5. Reduce Dining Expenditure
Heartland Boy has designed a good system to help him reduce his dining expenditure. For instance, dining at fanciful restaurants should only be restricted to special occasions. Meanwhile, casual dining out should only be restricted to weekends. Even then, Heartland Boy would make a conscious effort to further reduce his dining expenses. He shall continue to utilize credit cards with cashback on dining or take advantage of 50% promotions on Eatigo. Finally, to the delight of Heartland Girl, he will also order more vegetables than meat. That is a good way to keep both the dining budget and the waistline down.
6. Reduce Income Tax
A clear system with easily identifiable limits has also been put in place to help Heartland Boy save on his income taxes for 2017.
- Top up his parents’ CPF as long as their CPF balances are below the Full Retirement Sum and that they have no urgency for cash
- Top up his SRS whenever STI dips 10% from current high. That would signal a good time to purchase STI with his SRS funds.
- Top up his Special Account to the maximum $7000 for no more than 10 consecutive years to enjoy further tax relief.
It is often inevitable that one’s expenses increase in tandem with one’s income. To achieve his financial goals in 2017, Heartland Boy would finally try to break free of lifestyle inflation. He wants to avoid falling into this trap as it would negate all the efforts aforementioned. It will be awesome to achieve these financials goals before turning 30 next year!

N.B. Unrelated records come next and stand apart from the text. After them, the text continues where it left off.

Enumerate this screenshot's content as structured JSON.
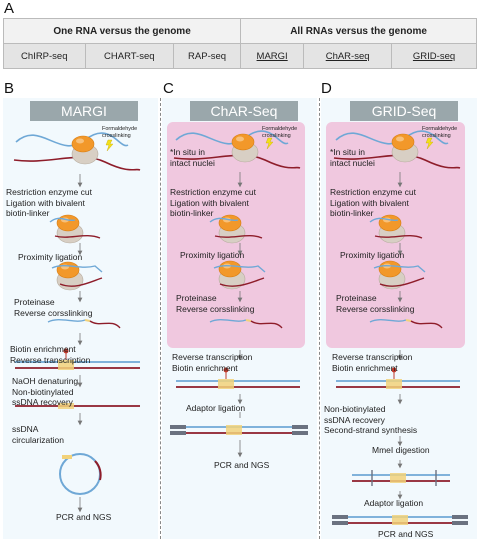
{
  "panel_a": {
    "letter": "A",
    "header_left": "One RNA versus the genome",
    "header_right": "All RNAs versus the genome",
    "methods_left": [
      "ChIRP-seq",
      "CHART-seq",
      "RAP-seq"
    ],
    "methods_right": [
      "MARGI",
      "ChAR-seq",
      "GRID-seq"
    ]
  },
  "panel_b": {
    "letter": "B",
    "title": "MARGI",
    "crosslink_note": "Formaldehyde crosslinking",
    "steps": [
      "Restriction enzyme cut\nLigation with bivalent\nbiotin-linker",
      "Proximity ligation",
      "Proteinase\nReverse corsslinking",
      "Biotin enrichment\nReverse transcription",
      "NaOH denaturing\nNon-biotinylated\nssDNA recovery",
      "ssDNA\ncircularization"
    ],
    "final": "PCR and NGS"
  },
  "panel_c": {
    "letter": "C",
    "title": "ChAR-Seq",
    "crosslink_note": "Formaldehyde crosslinking",
    "insitu_note": "*In situ in\nintact nuclei",
    "steps": [
      "Restriction enzyme cut\nLigation with bivalent\nbiotin-linker",
      "Proximity ligation",
      "Proteinase\nReverse corsslinking",
      "Reverse transcription\nBiotin enrichment",
      "Adaptor ligation"
    ],
    "final": "PCR and NGS"
  },
  "panel_d": {
    "letter": "D",
    "title": "GRID-Seq",
    "crosslink_note": "Formaldehyde crosslinking",
    "insitu_note": "*In situ in\nintact nuclei",
    "steps": [
      "Restriction enzyme cut\nLigation with bivalent\nbiotin-linker",
      "Proximity ligation",
      "Proteinase\nReverse corsslinking",
      "Reverse transcription\nBiotin enrichment",
      "Non-biotinylated\nssDNA recovery\nSecond-strand synthesis",
      "MmeI digestion",
      "Adaptor ligation"
    ],
    "final": "PCR and NGS"
  },
  "colors": {
    "rna": "#6fa8d6",
    "dna": "#8e1d2a",
    "protein": "#f2982a",
    "nucleosome": "#d8cfc4",
    "linker": "#f2d27a",
    "panel_bg": "#f2f9fd",
    "insitu_bg": "#f0c8df",
    "title_bg": "#9aa7ab",
    "adaptor": "#6b7280",
    "biotin": "#c0392b"
  }
}
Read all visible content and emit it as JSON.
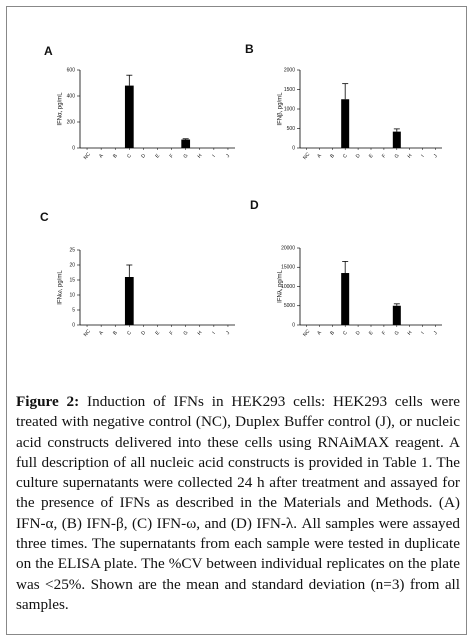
{
  "chart_data": [
    {
      "type": "bar",
      "panel": "A",
      "y_label": "IFNα, pg/mL",
      "categories": [
        "NC",
        "A",
        "B",
        "C",
        "D",
        "E",
        "F",
        "G",
        "H",
        "I",
        "J"
      ],
      "values": [
        0,
        0,
        0,
        480,
        0,
        0,
        0,
        65,
        0,
        0,
        0
      ],
      "errors": [
        null,
        null,
        null,
        80,
        null,
        null,
        null,
        6,
        null,
        null,
        null
      ],
      "color": "#000000",
      "ylim": [
        0,
        600
      ],
      "yticks": [
        0,
        200,
        400,
        600
      ]
    },
    {
      "type": "bar",
      "panel": "B",
      "y_label": "IFNβ, pg/mL",
      "categories": [
        "NC",
        "A",
        "B",
        "C",
        "D",
        "E",
        "F",
        "G",
        "H",
        "I",
        "J"
      ],
      "values": [
        0,
        0,
        0,
        1250,
        0,
        0,
        0,
        420,
        0,
        0,
        0
      ],
      "errors": [
        null,
        null,
        null,
        400,
        null,
        null,
        null,
        70,
        null,
        null,
        null
      ],
      "color": "#000000",
      "ylim": [
        0,
        2000
      ],
      "yticks": [
        0,
        500,
        1000,
        1500,
        2000
      ]
    },
    {
      "type": "bar",
      "panel": "C",
      "y_label": "IFNω, pg/mL",
      "categories": [
        "NC",
        "A",
        "B",
        "C",
        "D",
        "E",
        "F",
        "G",
        "H",
        "I",
        "J"
      ],
      "values": [
        0,
        0,
        0,
        16,
        0,
        0,
        0,
        0,
        0,
        0,
        0
      ],
      "errors": [
        null,
        null,
        null,
        4,
        null,
        null,
        null,
        null,
        null,
        null,
        null
      ],
      "color": "#000000",
      "ylim": [
        0,
        25
      ],
      "yticks": [
        0,
        5,
        10,
        15,
        20,
        25
      ]
    },
    {
      "type": "bar",
      "panel": "D",
      "y_label": "IFNλ, pg/mL",
      "categories": [
        "NC",
        "A",
        "B",
        "C",
        "D",
        "E",
        "F",
        "G",
        "H",
        "I",
        "J"
      ],
      "values": [
        0,
        0,
        0,
        13500,
        0,
        0,
        0,
        5000,
        0,
        0,
        0
      ],
      "errors": [
        null,
        null,
        null,
        3000,
        null,
        null,
        null,
        500,
        null,
        null,
        null
      ],
      "color": "#000000",
      "ylim": [
        0,
        20000
      ],
      "yticks": [
        0,
        5000,
        10000,
        15000,
        20000
      ]
    }
  ],
  "caption": {
    "label": "Figure 2:",
    "text": "Induction of IFNs in HEK293 cells: HEK293 cells were treated with negative control (NC), Duplex Buffer control (J), or nucleic acid constructs delivered into these cells using RNAiMAX reagent. A full description of all nucleic acid constructs is provided in Table 1. The culture supernatants were collected 24 h after treatment and assayed for the presence of IFNs as described in the Materials and Methods. (A) IFN-α, (B) IFN-β, (C) IFN-ω, and (D) IFN-λ. All samples were assayed three times. The supernatants from each sample were tested in duplicate on the ELISA plate. The %CV between individual replicates on the plate was <25%. Shown are the mean and standard deviation (n=3) from all samples."
  }
}
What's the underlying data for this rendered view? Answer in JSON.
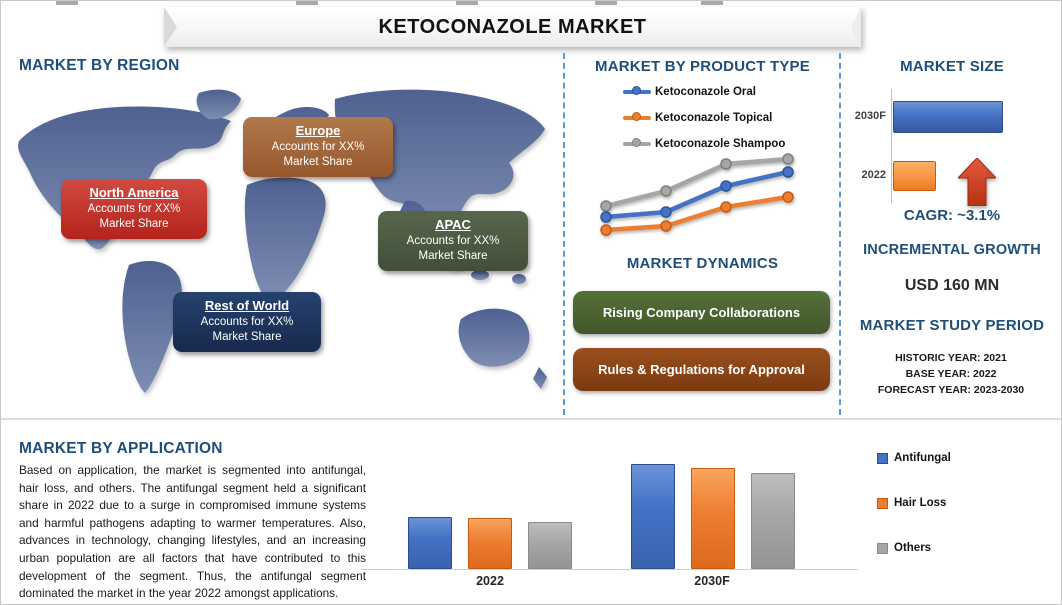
{
  "title": "KETOCONAZOLE MARKET",
  "sections": {
    "region": {
      "heading": "MARKET BY REGION",
      "callouts": [
        {
          "name": "North America",
          "line1": "Accounts for XX%",
          "line2": "Market Share",
          "color": "#BE2D25"
        },
        {
          "name": "Europe",
          "line1": "Accounts for XX%",
          "line2": "Market Share",
          "color": "#A5683C"
        },
        {
          "name": "APAC",
          "line1": "Accounts for XX%",
          "line2": "Market Share",
          "color": "#4C5B42"
        },
        {
          "name": "Rest of World",
          "line1": "Accounts for XX%",
          "line2": "Market Share",
          "color": "#1F3864"
        }
      ],
      "map_color": "#5B6FA0"
    },
    "product_type": {
      "heading": "MARKET BY PRODUCT TYPE"
    },
    "dynamics": {
      "heading": "MARKET DYNAMICS",
      "items": [
        "Rising Company Collaborations",
        "Rules & Regulations for Approval"
      ],
      "item_colors": [
        "#4A6331",
        "#8C4417"
      ]
    },
    "market_size": {
      "heading": "MARKET SIZE",
      "cagr_label": "CAGR: ~3.1%",
      "arrow_color": "#D04015",
      "incremental_heading": "INCREMENTAL GROWTH",
      "incremental_value": "USD 160 MN",
      "study_period_heading": "MARKET STUDY PERIOD",
      "historic": "HISTORIC YEAR: 2021",
      "base": "BASE YEAR: 2022",
      "forecast": "FORECAST YEAR: 2023-2030"
    },
    "application": {
      "heading": "MARKET BY APPLICATION",
      "paragraph": "Based on application, the market is segmented into antifungal, hair loss, and others. The antifungal segment held a significant share in 2022 due to a surge in compromised immune systems and harmful pathogens adapting to warmer temperatures. Also, advances in technology, changing lifestyles, and an increasing urban population are all factors that have contributed to this development of the segment. Thus, the antifungal segment dominated the market in the year 2022 amongst applications."
    }
  },
  "chart_data": [
    {
      "id": "product_type_trend",
      "type": "line",
      "title": "MARKET BY PRODUCT TYPE",
      "x": [
        1,
        2,
        3,
        4
      ],
      "x_labels": [],
      "axes_visible": false,
      "legend_position": "top-left",
      "ylim": [
        0,
        100
      ],
      "series": [
        {
          "name": "Ketoconazole Oral",
          "color": "#4472C4",
          "edge": "#2F5597",
          "values": [
            32,
            37,
            63,
            77
          ]
        },
        {
          "name": "Ketoconazole Topical",
          "color": "#ED7D31",
          "edge": "#C55A11",
          "values": [
            19,
            23,
            42,
            52
          ]
        },
        {
          "name": "Ketoconazole Shampoo",
          "color": "#A6A6A6",
          "edge": "#7F7F7F",
          "values": [
            43,
            58,
            85,
            90
          ]
        }
      ]
    },
    {
      "id": "market_size_bars",
      "type": "bar",
      "orientation": "horizontal",
      "title": "MARKET SIZE",
      "categories": [
        "2030F",
        "2022"
      ],
      "values": [
        100,
        39
      ],
      "value_note": "relative index, 2030F = 100; CAGR ~3.1%, incremental growth USD 160 MN",
      "colors": [
        "#4472C4",
        "#F79646"
      ],
      "axes_visible": false,
      "legend_position": "none"
    },
    {
      "id": "application_bars",
      "type": "bar",
      "title": "MARKET BY APPLICATION",
      "categories": [
        "2022",
        "2030F"
      ],
      "value_note": "relative index, Antifungal 2030F = 100",
      "series": [
        {
          "name": "Antifungal",
          "color": "#4472C4",
          "edge": "#2E4D8E",
          "values": [
            50,
            100
          ]
        },
        {
          "name": "Hair Loss",
          "color": "#ED7D31",
          "edge": "#C55A11",
          "values": [
            49,
            96
          ]
        },
        {
          "name": "Others",
          "color": "#A6A6A6",
          "edge": "#8A8A8A",
          "values": [
            45,
            91
          ]
        }
      ],
      "legend_position": "right",
      "axes_visible": true
    }
  ]
}
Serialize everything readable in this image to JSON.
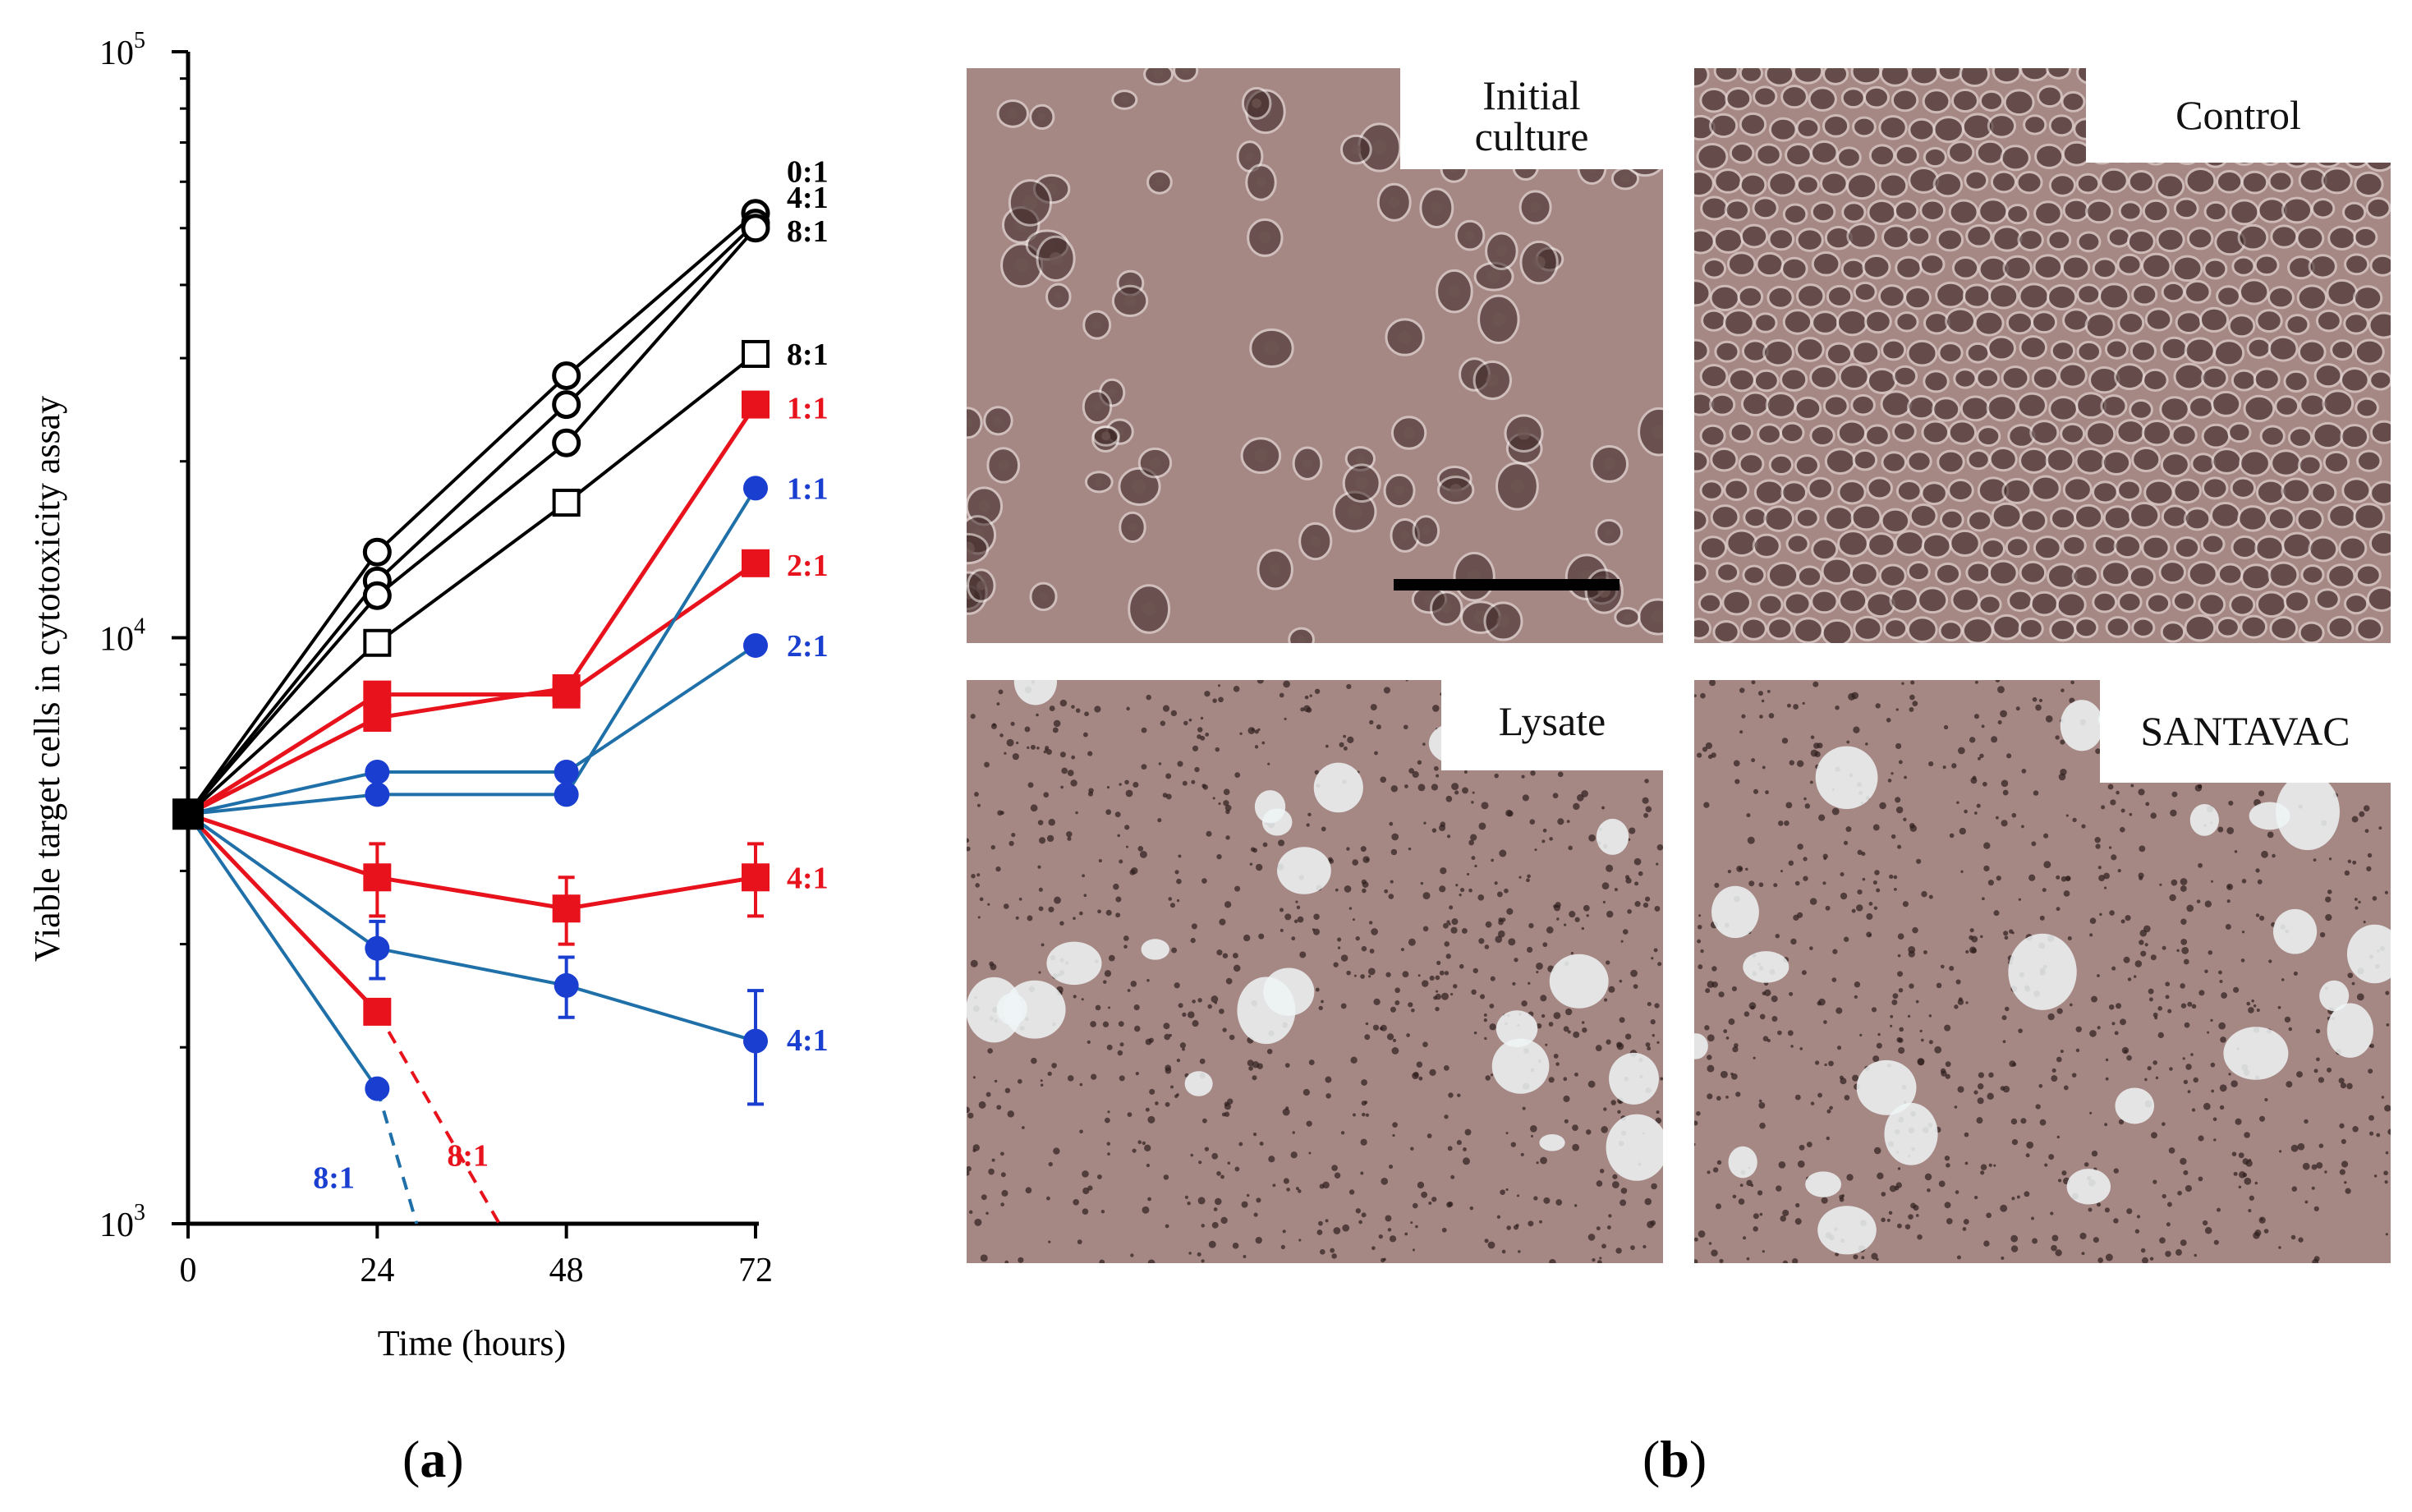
{
  "chart_data": {
    "type": "line",
    "xlabel": "Time (hours)",
    "ylabel": "Viable target cells in cytotoxicity assay",
    "x_ticks": [
      "0",
      "24",
      "48",
      "72"
    ],
    "y_scale": "log",
    "y_ticks": [
      {
        "value": 1000,
        "base": "10",
        "exp": "3"
      },
      {
        "value": 10000,
        "base": "10",
        "exp": "4"
      },
      {
        "value": 100000,
        "base": "10",
        "exp": "5"
      }
    ],
    "xlim": [
      0,
      72
    ],
    "ylim": [
      1000,
      100000
    ],
    "series": [
      {
        "label": "0:1",
        "color": "#000000",
        "marker": "open-circle",
        "x": [
          0,
          24,
          48,
          72
        ],
        "y": [
          5000,
          14000,
          28000,
          53000
        ]
      },
      {
        "label": "4:1",
        "color": "#000000",
        "marker": "open-circle",
        "x": [
          0,
          24,
          48,
          72
        ],
        "y": [
          5000,
          12500,
          25000,
          51000
        ]
      },
      {
        "label": "8:1",
        "color": "#000000",
        "marker": "open-circle",
        "x": [
          0,
          24,
          48,
          72
        ],
        "y": [
          5000,
          11800,
          21500,
          50000
        ]
      },
      {
        "label": "8:1",
        "color": "#000000",
        "marker": "open-square",
        "x": [
          0,
          24,
          48,
          72
        ],
        "y": [
          5000,
          9800,
          17000,
          30500
        ]
      },
      {
        "label": "1:1",
        "color": "#e8121d",
        "marker": "filled-square",
        "x": [
          0,
          24,
          48,
          72
        ],
        "y": [
          5000,
          7300,
          8200,
          25000
        ]
      },
      {
        "label": "2:1",
        "color": "#e8121d",
        "marker": "filled-square",
        "x": [
          0,
          24,
          48,
          72
        ],
        "y": [
          5000,
          8000,
          8000,
          13400
        ]
      },
      {
        "label": "4:1",
        "color": "#e8121d",
        "marker": "filled-square",
        "x": [
          0,
          24,
          48,
          72
        ],
        "y": [
          5000,
          3900,
          3450,
          3900
        ],
        "err": [
          0,
          550,
          450,
          550
        ]
      },
      {
        "label": "8:1",
        "color": "#e8121d",
        "marker": "filled-square",
        "x": [
          0,
          24
        ],
        "y": [
          5000,
          2300
        ],
        "extrapolation": {
          "x": [
            24,
            39.5
          ],
          "y": [
            2300,
            1000
          ]
        }
      },
      {
        "label": "1:1",
        "color": "#1a3fd0",
        "marker": "filled-circle",
        "x": [
          0,
          24,
          48,
          72
        ],
        "y": [
          5000,
          5400,
          5400,
          18000
        ],
        "line_color": "#1f6fa8"
      },
      {
        "label": "2:1",
        "color": "#1a3fd0",
        "marker": "filled-circle",
        "x": [
          0,
          24,
          48,
          72
        ],
        "y": [
          5000,
          5900,
          5900,
          9700
        ],
        "line_color": "#1f6fa8"
      },
      {
        "label": "4:1",
        "color": "#1a3fd0",
        "marker": "filled-circle",
        "x": [
          0,
          24,
          48,
          72
        ],
        "y": [
          5000,
          2950,
          2550,
          2050
        ],
        "err": [
          0,
          330,
          300,
          450
        ],
        "line_color": "#1f6fa8"
      },
      {
        "label": "8:1",
        "color": "#1a3fd0",
        "marker": "filled-circle",
        "x": [
          0,
          24
        ],
        "y": [
          5000,
          1700
        ],
        "extrapolation": {
          "x": [
            24,
            29
          ],
          "y": [
            1700,
            1000
          ]
        },
        "line_color": "#1f6fa8"
      }
    ],
    "end_labels": [
      {
        "text": "0:1",
        "color": "#000000",
        "y": 62500
      },
      {
        "text": "4:1",
        "color": "#000000",
        "y": 56500
      },
      {
        "text": "8:1",
        "color": "#000000",
        "y": 49500
      },
      {
        "text": "8:1",
        "color": "#000000",
        "y": 30500
      },
      {
        "text": "1:1",
        "color": "#e8121d",
        "y": 24700
      },
      {
        "text": "1:1",
        "color": "#1a3fd0",
        "y": 18000
      },
      {
        "text": "2:1",
        "color": "#e8121d",
        "y": 13300
      },
      {
        "text": "2:1",
        "color": "#1a3fd0",
        "y": 9700
      },
      {
        "text": "4:1",
        "color": "#e8121d",
        "y": 3900
      },
      {
        "text": "4:1",
        "color": "#1a3fd0",
        "y": 2060
      }
    ],
    "inline_labels": [
      {
        "text": "8:1",
        "color": "#1a3fd0",
        "x": 18.5,
        "y": 1150
      },
      {
        "text": "8:1",
        "color": "#e8121d",
        "x": 35.5,
        "y": 1255
      }
    ]
  },
  "panels": {
    "a_label": "a",
    "b_label": "b",
    "micrographs": [
      {
        "label_lines": [
          "Initial",
          "culture"
        ],
        "kind": "sparse"
      },
      {
        "label_lines": [
          "Control"
        ],
        "kind": "confluent"
      },
      {
        "label_lines": [
          "Lysate"
        ],
        "kind": "lysed"
      },
      {
        "label_lines": [
          "SANTAVAC"
        ],
        "kind": "lysed"
      }
    ],
    "colors": {
      "micro_bg": "#a58784",
      "micro_light": "#c9b3b0",
      "micro_dark": "#3b2624"
    }
  }
}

For a while I thought you said ‘start a family’ as a new passive income stream. Gave me a heart attack!
For 11.5% tax savings, at 5.5% ROI, it takes 9 years to break even to 4% ROI of SA.
For 20% tax savings, at 5.5% ROI, it takes 16 years to break even to 4% ROI of SA.
How will cpf rules change in 20-30 years time?
Higher tax savings and closer to 55 years old give better conditions to top up cpf.